Festival Temps d’images de Montréal: Pauline Simon
Sérendipité chorégraphie et mise en scène de Pauline Simon
La « sérendipité », comme monsieur Jourdain qui faisait de la prose sans le savoir, nous la pratiquons tous, en nous égarant sur une page de la Toile que nous n’avions pas prévu de visiter. Trouver ce qu’elle ne cherche pas, cheminer vers l’inattendu: Pauline Simon, cette touche-à-tout formée à la danse contemporaine au Conservatoire National Supérieur de Musique et de Danse de Paris, se plaît à mixer chorégraphie, théâtre et nouvelles technologies.
Guère étonnant que l’Usine C, centre de diffusion pluridisciplinaire à Montréal, ait choisi de présenter son travail en février dernier, lors de la dixième édition de Temps d’images festival international qui explore de nouvelles formes de performance artistique.
Le spectacle débute sobrement par un face-à-face avec le public. Un regard, une toux, un geste ou un chuchotement parmi les spectateurs suffisent à modifier les déplacements de l’interprète, en solo. Comme en danse-contact ou en biodanza, un effleurement sonore et tactile (ici le spectateur est invité à toucher le corps de Pauline Simon avec un micro) suffit à déclencher le mouvement d’une improvisation chorégraphique.
Réagir au vivant : l’idée n’est pas neuve, mais son extension à l’univers numérique, lieu de tous les possibles, tout à fait judicieuse. Google s’intègre avec maestria dans le processus créatif. Sur le plateau, une scénographie de type « travail en cours » ,avec ordinateur et lampe sur une table met à l’honneur le fameux moteur de recherche diffusé sur un écran vidéo en arrière-fond.
Après s’être installée au bureau, la performeuse pianote. Chaque amorce d’écriture dans la barre blanche fait défiler comme un poème vertical, nos formulations de recherche. Un «j» fait naître une multitude de marques commerciales. Un «J’ai l’immense plaisir de» ouvre d’autres propositions.

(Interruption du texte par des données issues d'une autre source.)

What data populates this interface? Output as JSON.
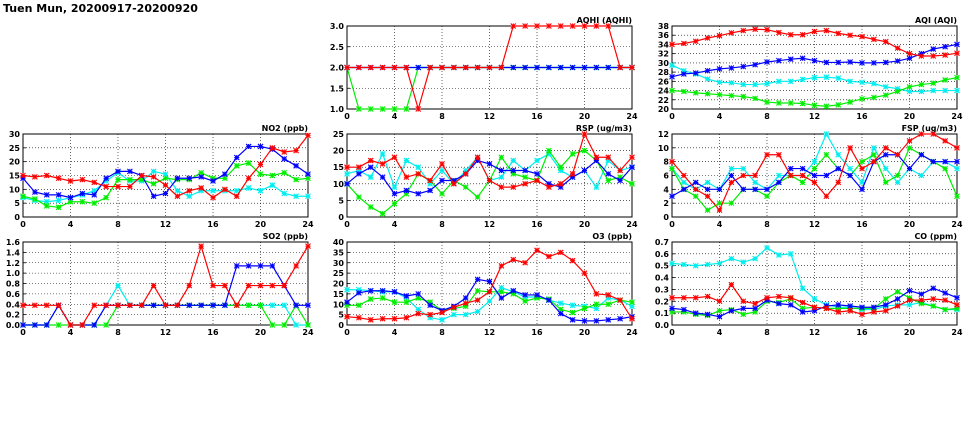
{
  "title": "Tuen Mun, 20200917-20200920",
  "colors": {
    "red": "#ff0000",
    "blue": "#0000ff",
    "green": "#00ee00",
    "cyan": "#00eeee"
  },
  "chart_data": [
    {
      "type": "line",
      "title": "AQHI (AQHI)",
      "ylim": [
        1,
        3
      ],
      "yticks": [
        "1.0",
        "1.5",
        "2.0",
        "2.5",
        "3.0"
      ],
      "xlim": [
        0,
        24
      ],
      "xticks": [
        "0",
        "4",
        "8",
        "12",
        "16",
        "20",
        "24"
      ],
      "series": [
        {
          "color": "cyan",
          "values": [
            2,
            2,
            2,
            2,
            2,
            2,
            2,
            2,
            2,
            2,
            2,
            2,
            2,
            2,
            2,
            2,
            2,
            2,
            2,
            2,
            2,
            2,
            2,
            2,
            2
          ]
        },
        {
          "color": "green",
          "values": [
            2,
            1,
            1,
            1,
            1,
            1,
            2,
            2,
            2,
            2,
            2,
            2,
            2,
            2,
            2,
            2,
            2,
            2,
            2,
            2,
            2,
            2,
            2,
            2,
            2
          ]
        },
        {
          "color": "blue",
          "values": [
            2,
            2,
            2,
            2,
            2,
            2,
            2,
            2,
            2,
            2,
            2,
            2,
            2,
            2,
            2,
            2,
            2,
            2,
            2,
            2,
            2,
            2,
            2,
            2,
            2
          ]
        },
        {
          "color": "red",
          "values": [
            2,
            2,
            2,
            2,
            2,
            2,
            1,
            2,
            2,
            2,
            2,
            2,
            2,
            2,
            3,
            3,
            3,
            3,
            3,
            3,
            3,
            3,
            3,
            2,
            2
          ]
        }
      ]
    },
    {
      "type": "line",
      "title": "AQI (AQI)",
      "ylim": [
        20,
        38
      ],
      "yticks": [
        "20",
        "22",
        "24",
        "26",
        "28",
        "30",
        "32",
        "34",
        "36",
        "38"
      ],
      "xlim": [
        0,
        24
      ],
      "xticks": [
        "0",
        "4",
        "8",
        "12",
        "16",
        "20",
        "24"
      ],
      "series": [
        {
          "color": "cyan",
          "values": [
            29.5,
            28.3,
            27.6,
            26.5,
            25.8,
            25.7,
            25.3,
            25.3,
            25.5,
            26,
            26,
            26.4,
            26.8,
            26.9,
            26.7,
            26,
            25.8,
            25.5,
            24.8,
            24.4,
            23.8,
            23.8,
            24,
            24,
            24
          ]
        },
        {
          "color": "green",
          "values": [
            24,
            23.8,
            23.5,
            23.3,
            23.1,
            22.9,
            22.7,
            22.3,
            21.5,
            21.3,
            21.3,
            21.2,
            20.8,
            20.6,
            20.9,
            21.5,
            22.2,
            22.5,
            23,
            23.8,
            24.8,
            25.3,
            25.6,
            26.3,
            26.8
          ]
        },
        {
          "color": "blue",
          "values": [
            27,
            27.6,
            27.8,
            28.3,
            28.7,
            28.9,
            29.2,
            29.6,
            30.2,
            30.5,
            30.8,
            31,
            30.5,
            30.1,
            30.1,
            30.2,
            30,
            30,
            30.1,
            30.4,
            31,
            32,
            33,
            33.5,
            34
          ]
        },
        {
          "color": "red",
          "values": [
            34,
            34.2,
            34.7,
            35.4,
            35.9,
            36.5,
            37,
            37.3,
            37.2,
            36.6,
            36.1,
            36.1,
            36.8,
            37,
            36.4,
            36,
            35.7,
            35.1,
            34.6,
            33.2,
            32,
            31.5,
            31.5,
            31.7,
            32.1
          ]
        }
      ]
    },
    {
      "type": "line",
      "title": "NO2 (ppb)",
      "ylim": [
        0,
        30
      ],
      "yticks": [
        "0",
        "5",
        "10",
        "15",
        "20",
        "25",
        "30"
      ],
      "xlim": [
        0,
        24
      ],
      "xticks": [
        "0",
        "4",
        "8",
        "12",
        "16",
        "20",
        "24"
      ],
      "series": [
        {
          "color": "cyan",
          "values": [
            7,
            6,
            5.5,
            6,
            7,
            8,
            9.5,
            13,
            16,
            13,
            13,
            16.5,
            15.5,
            9.5,
            7.5,
            9.5,
            9.5,
            9.5,
            9.5,
            10.5,
            9.5,
            11.5,
            8.5,
            7.5,
            7.5
          ]
        },
        {
          "color": "green",
          "values": [
            7.5,
            6.5,
            4,
            3.5,
            5.5,
            5.5,
            5,
            7,
            13.5,
            13.5,
            13.5,
            12,
            14,
            13.5,
            13.5,
            16,
            14,
            14,
            18.5,
            19.5,
            15.5,
            15,
            16,
            13.5,
            14
          ]
        },
        {
          "color": "blue",
          "values": [
            14,
            9,
            8,
            8,
            7,
            8.5,
            8,
            14,
            16.5,
            16.5,
            15,
            7.5,
            8.5,
            14,
            14,
            14.5,
            13,
            15.5,
            21.5,
            25.5,
            25.5,
            24.5,
            21,
            18.5,
            15.5
          ]
        },
        {
          "color": "red",
          "values": [
            15,
            14.5,
            15,
            14,
            13,
            13.5,
            12.5,
            11,
            11,
            11,
            15,
            14.5,
            11.5,
            7.5,
            9.5,
            10.5,
            7,
            10,
            7.5,
            14,
            19,
            25,
            23.5,
            24,
            29.5
          ]
        }
      ]
    },
    {
      "type": "line",
      "title": "RSP (ug/m3)",
      "ylim": [
        0,
        25
      ],
      "yticks": [
        "0",
        "5",
        "10",
        "15",
        "20",
        "25"
      ],
      "xlim": [
        0,
        24
      ],
      "xticks": [
        "0",
        "4",
        "8",
        "12",
        "16",
        "20",
        "24"
      ],
      "series": [
        {
          "color": "cyan",
          "values": [
            13,
            14,
            12,
            19,
            9,
            17,
            15,
            10,
            14,
            10,
            14,
            18,
            11,
            12,
            17,
            14,
            17,
            19,
            14,
            12,
            14,
            9,
            17,
            14,
            15
          ]
        },
        {
          "color": "green",
          "values": [
            10,
            6,
            3,
            1,
            4,
            7,
            13,
            11,
            7,
            11,
            9,
            6,
            11,
            18,
            13,
            12,
            11,
            20,
            15,
            19,
            20,
            17,
            11,
            12,
            10
          ]
        },
        {
          "color": "blue",
          "values": [
            10,
            13,
            15,
            12,
            7,
            8,
            7,
            8,
            11,
            11,
            13,
            17,
            16,
            14,
            14,
            14,
            13,
            10,
            9,
            12,
            14,
            17,
            13,
            11,
            15
          ]
        },
        {
          "color": "red",
          "values": [
            15,
            15,
            17,
            16,
            18,
            12,
            13,
            11,
            16,
            10,
            13,
            18,
            11,
            9,
            9,
            10,
            11,
            9,
            10,
            13,
            25,
            18,
            18,
            14,
            18
          ]
        }
      ]
    },
    {
      "type": "line",
      "title": "FSP (ug/m3)",
      "ylim": [
        0,
        12
      ],
      "yticks": [
        "0",
        "2",
        "4",
        "6",
        "8",
        "10",
        "12"
      ],
      "xlim": [
        0,
        24
      ],
      "xticks": [
        "0",
        "4",
        "8",
        "12",
        "16",
        "20",
        "24"
      ],
      "series": [
        {
          "color": "cyan",
          "values": [
            7,
            5,
            4,
            5,
            4,
            7,
            7,
            5,
            4,
            6,
            6,
            6,
            8,
            12,
            9,
            7,
            5,
            10,
            7,
            5,
            7,
            6,
            8,
            8,
            7
          ]
        },
        {
          "color": "green",
          "values": [
            7,
            4,
            3,
            1,
            2,
            2,
            4,
            4,
            3,
            5,
            6,
            5,
            7,
            9,
            7,
            6,
            8,
            9,
            5,
            6,
            10,
            9,
            8,
            7,
            3
          ]
        },
        {
          "color": "blue",
          "values": [
            3,
            4,
            5,
            4,
            4,
            6,
            4,
            4,
            4,
            5,
            7,
            7,
            6,
            6,
            7,
            6,
            4,
            8,
            9,
            9,
            7,
            9,
            8,
            8,
            8
          ]
        },
        {
          "color": "red",
          "values": [
            8,
            6,
            4,
            3,
            1,
            5,
            6,
            6,
            9,
            9,
            6,
            6,
            5,
            3,
            5,
            10,
            7,
            8,
            10,
            9,
            11,
            12,
            12,
            11,
            10
          ]
        }
      ]
    },
    {
      "type": "line",
      "title": "SO2 (ppb)",
      "ylim": [
        0,
        1.6
      ],
      "yticks": [
        "0.0",
        "0.2",
        "0.4",
        "0.6",
        "0.8",
        "1.0",
        "1.2",
        "1.4",
        "1.6"
      ],
      "xlim": [
        0,
        24
      ],
      "xticks": [
        "0",
        "4",
        "8",
        "12",
        "16",
        "20",
        "24"
      ],
      "series": [
        {
          "color": "cyan",
          "values": [
            0,
            0,
            0,
            0.38,
            0,
            0,
            0,
            0.38,
            0.76,
            0.38,
            0.38,
            0.38,
            0.38,
            0.38,
            0.38,
            0.38,
            0.38,
            0.38,
            0.38,
            0.38,
            0.38,
            0.38,
            0.38,
            0,
            0
          ]
        },
        {
          "color": "green",
          "values": [
            0,
            0,
            0,
            0,
            0,
            0,
            0,
            0,
            0.38,
            0.38,
            0.38,
            0.38,
            0.38,
            0.38,
            0.38,
            0.38,
            0.38,
            0.38,
            0.38,
            0.38,
            0.38,
            0,
            0,
            0.38,
            0
          ]
        },
        {
          "color": "blue",
          "values": [
            0,
            0,
            0,
            0.38,
            0,
            0,
            0,
            0.38,
            0.38,
            0.38,
            0.38,
            0.38,
            0.38,
            0.38,
            0.38,
            0.38,
            0.38,
            0.38,
            1.14,
            1.14,
            1.14,
            1.14,
            0.76,
            0.38,
            0.38
          ]
        },
        {
          "color": "red",
          "values": [
            0.38,
            0.38,
            0.38,
            0.38,
            0,
            0,
            0.38,
            0.38,
            0.38,
            0.38,
            0.38,
            0.76,
            0.38,
            0.38,
            0.76,
            1.52,
            0.76,
            0.76,
            0.38,
            0.76,
            0.76,
            0.76,
            0.76,
            1.14,
            1.52
          ]
        }
      ]
    },
    {
      "type": "line",
      "title": "O3 (ppb)",
      "ylim": [
        0,
        40
      ],
      "yticks": [
        "0",
        "5",
        "10",
        "15",
        "20",
        "25",
        "30",
        "35",
        "40"
      ],
      "xlim": [
        0,
        24
      ],
      "xticks": [
        "0",
        "4",
        "8",
        "12",
        "16",
        "20",
        "24"
      ],
      "series": [
        {
          "color": "cyan",
          "values": [
            17,
            17,
            16.5,
            16,
            16,
            13,
            7.5,
            3.5,
            2.5,
            5,
            5,
            6.5,
            11.5,
            18,
            16,
            13.5,
            13.5,
            12,
            10.5,
            9.5,
            9,
            8,
            13,
            12,
            9
          ]
        },
        {
          "color": "green",
          "values": [
            9.5,
            9.5,
            12.5,
            13,
            11,
            11,
            13,
            11,
            7,
            8,
            9,
            16.5,
            16,
            16,
            15,
            11.5,
            13,
            12.5,
            7.5,
            6,
            8,
            10,
            10,
            12,
            11
          ]
        },
        {
          "color": "blue",
          "values": [
            11,
            15.5,
            16.5,
            16.5,
            16,
            14,
            15,
            9.5,
            7,
            9,
            13,
            22,
            21,
            13,
            16.5,
            14.5,
            14.5,
            12,
            5.5,
            2.5,
            2,
            2,
            2.5,
            3,
            4
          ]
        },
        {
          "color": "red",
          "values": [
            4,
            3.5,
            2.5,
            3,
            3,
            3.5,
            5.5,
            5,
            6,
            8.5,
            10.5,
            12,
            16,
            28.5,
            31.5,
            30,
            36,
            33,
            35,
            31,
            25,
            15,
            14.5,
            12,
            3
          ]
        }
      ]
    },
    {
      "type": "line",
      "title": "CO (ppm)",
      "ylim": [
        0,
        0.7
      ],
      "yticks": [
        "0.0",
        "0.1",
        "0.2",
        "0.3",
        "0.4",
        "0.5",
        "0.6",
        "0.7"
      ],
      "xlim": [
        0,
        24
      ],
      "xticks": [
        "0",
        "4",
        "8",
        "12",
        "16",
        "20",
        "24"
      ],
      "series": [
        {
          "color": "cyan",
          "values": [
            0.52,
            0.51,
            0.5,
            0.51,
            0.52,
            0.56,
            0.53,
            0.56,
            0.65,
            0.59,
            0.6,
            0.31,
            0.22,
            0.17,
            0.15,
            0.15,
            0.13,
            0.13,
            0.16,
            0.17,
            0.17,
            0.19,
            0.16,
            0.13,
            0.13
          ]
        },
        {
          "color": "green",
          "values": [
            0.11,
            0.11,
            0.09,
            0.08,
            0.12,
            0.13,
            0.09,
            0.11,
            0.2,
            0.19,
            0.22,
            0.14,
            0.15,
            0.14,
            0.14,
            0.14,
            0.14,
            0.14,
            0.22,
            0.28,
            0.23,
            0.18,
            0.16,
            0.13,
            0.14
          ]
        },
        {
          "color": "blue",
          "values": [
            0.14,
            0.13,
            0.1,
            0.09,
            0.07,
            0.12,
            0.14,
            0.14,
            0.21,
            0.18,
            0.17,
            0.11,
            0.12,
            0.16,
            0.17,
            0.16,
            0.15,
            0.15,
            0.17,
            0.22,
            0.29,
            0.26,
            0.31,
            0.27,
            0.23
          ]
        },
        {
          "color": "red",
          "values": [
            0.23,
            0.23,
            0.23,
            0.24,
            0.2,
            0.34,
            0.2,
            0.18,
            0.23,
            0.24,
            0.23,
            0.19,
            0.15,
            0.14,
            0.11,
            0.12,
            0.09,
            0.11,
            0.12,
            0.16,
            0.21,
            0.21,
            0.22,
            0.21,
            0.17
          ]
        }
      ]
    }
  ]
}
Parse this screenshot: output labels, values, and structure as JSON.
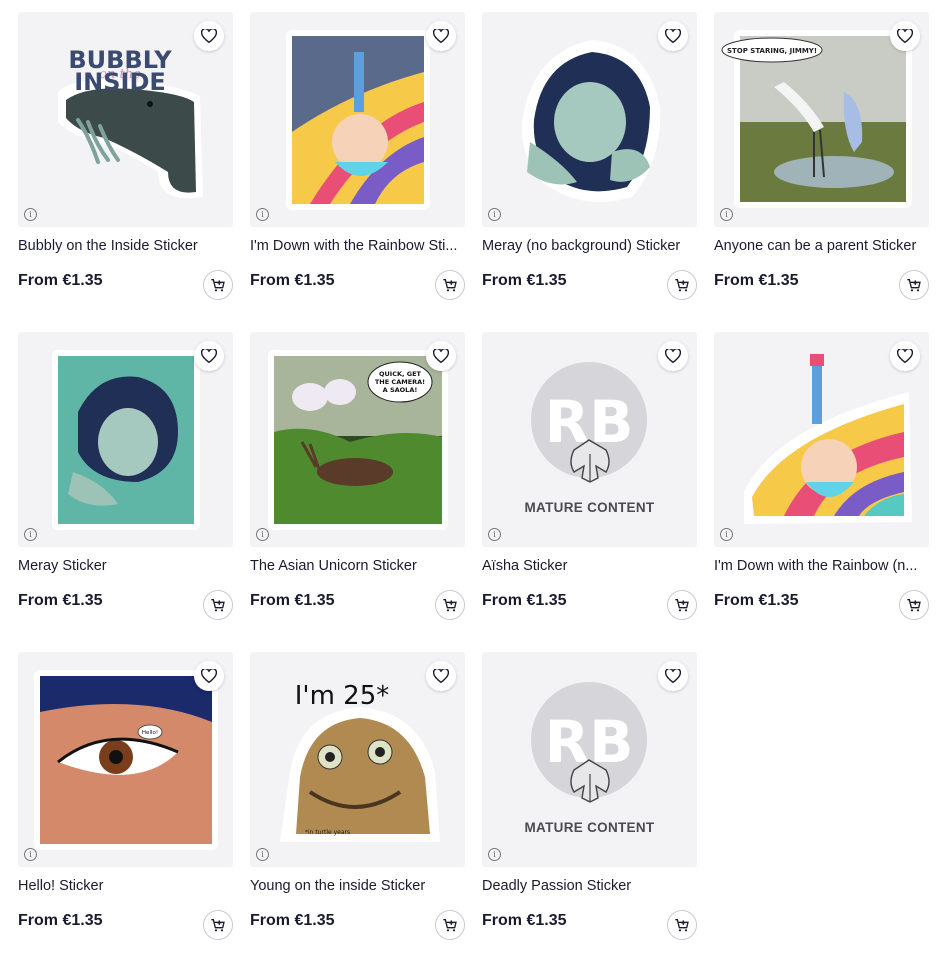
{
  "products": [
    {
      "title": "Bubbly on the Inside Sticker",
      "price": "From €1.35",
      "art": "whale-sticker",
      "art_text": [
        "BUBBLY",
        "on the",
        "INSIDE"
      ]
    },
    {
      "title": "I'm Down with the Rainbow Sti...",
      "price": "From €1.35",
      "art": "rainbow-rectangle-sticker"
    },
    {
      "title": "Meray (no background) Sticker",
      "price": "From €1.35",
      "art": "meray-nobg-sticker"
    },
    {
      "title": "Anyone can be a parent Sticker",
      "price": "From €1.35",
      "art": "crane-sticker",
      "art_text": [
        "STOP STARING, JIMMY!"
      ]
    },
    {
      "title": "Meray Sticker",
      "price": "From €1.35",
      "art": "meray-sticker"
    },
    {
      "title": "The Asian Unicorn Sticker",
      "price": "From €1.35",
      "art": "saola-sticker",
      "art_text": [
        "QUICK, GET",
        "THE CAMERA!",
        "A SAOLA!"
      ]
    },
    {
      "title": "Aïsha Sticker",
      "price": "From €1.35",
      "art": "mature-placeholder",
      "mature_label": "MATURE CONTENT"
    },
    {
      "title": "I'm Down with the Rainbow (n...",
      "price": "From €1.35",
      "art": "rainbow-diecut-sticker"
    },
    {
      "title": "Hello! Sticker",
      "price": "From €1.35",
      "art": "eye-spider-sticker",
      "art_text": [
        "Hello!"
      ]
    },
    {
      "title": "Young on the inside Sticker",
      "price": "From €1.35",
      "art": "turtle-sticker",
      "art_text": [
        "I'm 25*",
        "*in turtle years"
      ]
    },
    {
      "title": "Deadly Passion Sticker",
      "price": "From €1.35",
      "art": "mature-placeholder",
      "mature_label": "MATURE CONTENT"
    }
  ],
  "icons": {
    "favorite": "heart-outline-icon",
    "cart": "add-to-cart-icon",
    "info": "info-icon"
  },
  "colors": {
    "text": "#1b1b2f",
    "thumb_bg": "#f3f3f5",
    "placeholder_circle": "#d6d6da"
  }
}
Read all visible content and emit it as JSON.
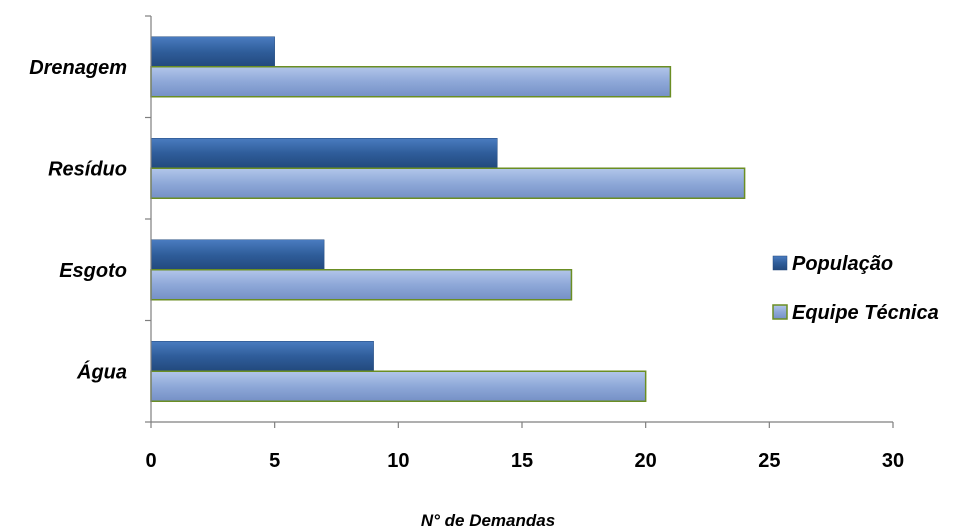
{
  "chart_data": {
    "type": "bar",
    "orientation": "horizontal",
    "categories": [
      "Água",
      "Esgoto",
      "Resíduo",
      "Drenagem"
    ],
    "series": [
      {
        "name": "População",
        "values": [
          9,
          7,
          14,
          5
        ],
        "color": "#2f5d9a"
      },
      {
        "name": "Equipe Técnica",
        "values": [
          20,
          17,
          24,
          21
        ],
        "color": "#8ea8d8",
        "border_color": "#6b8e23"
      }
    ],
    "xlabel": "N° de Demandas",
    "ylabel": "",
    "xlim": [
      0,
      30
    ],
    "xticks": [
      "0",
      "5",
      "10",
      "15",
      "20",
      "25",
      "30"
    ],
    "grid": false,
    "legend_position": "right"
  }
}
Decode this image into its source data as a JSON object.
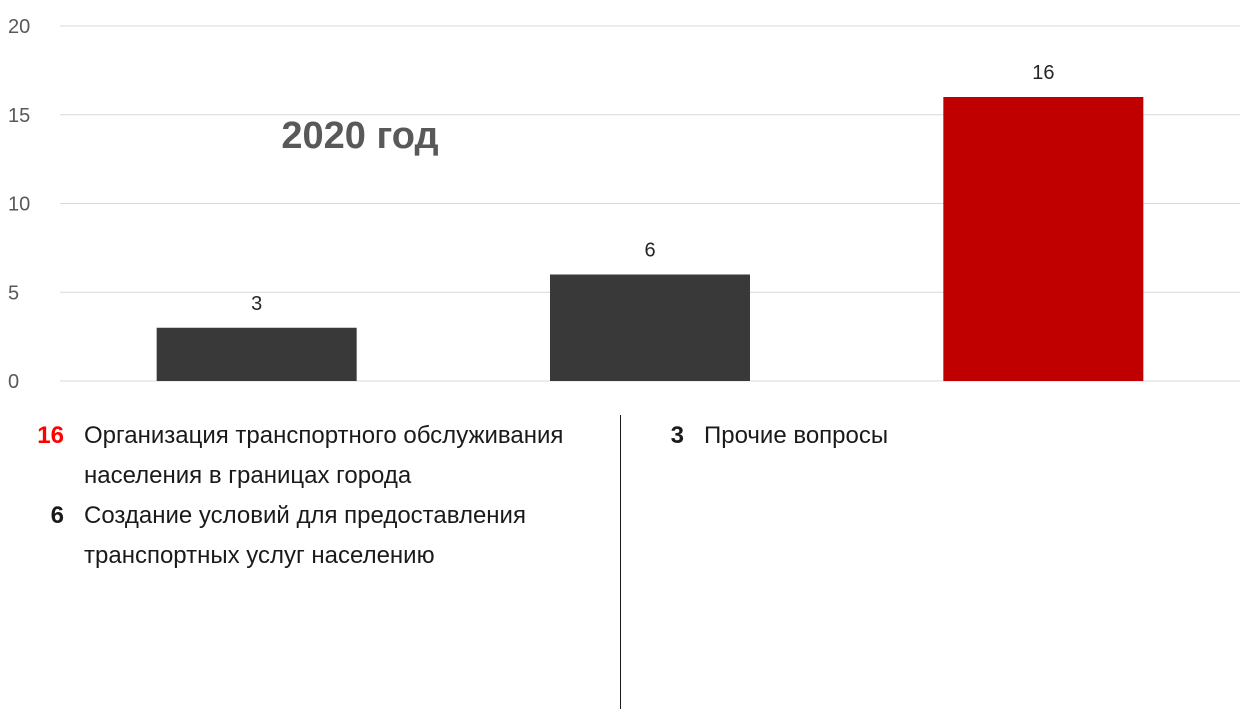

La moindre correction dans une phrase déroule recettes de cuisine, envies de maigrir, etc. Avec sa poésie involontaire, ces échos savoureux à toutes nos recherches internet : sexe, suicide, citations célèbres, paroles de chanson, spiritualité, etc. offrent une image saisissante de notre monde, de nos hantises, et des résidus de beauté : ah! le vers : « Ton souvenir luit en moi comme un ostensoir » qui surgit au détour d’une expression triviale, ou les particularismes québécois comme la fameuse chaîne de pharmacies Pharmaprix.
Le clavier numérique interprète sous nos yeux une véritable fugue à géométrie et rythme variables. La médiocrité percutant la grâce… Dans cette boucle infinie, hésitations et envolées de la création elle-même sont, bien sûr, soulignées, avec clins d’œil appuyés au spectacle en train de se faire. Un peu de non-sens à l’anglaise, un écho à la musique sérielle et aux recherches de John Cage, et coqs-à-l’âne à la Eugène Ionesco: les mots se font matière dansante, sentiers mouvants à suivre ou à abandonner. Beau et enthousiasmant.
Si, du point de vue chorégraphique, il n’y a rien de très novateur, cette joie de la pérégrination langagière vaut le détour. La présence magnétique, singulière et décalée de Pauline Simon aussi, qui ouvre des pistes qu’on a bien envie de suivre !
Stéphanie Ruffier
Spectacle vu à Montréal à la dixième édition de Temps d’Images.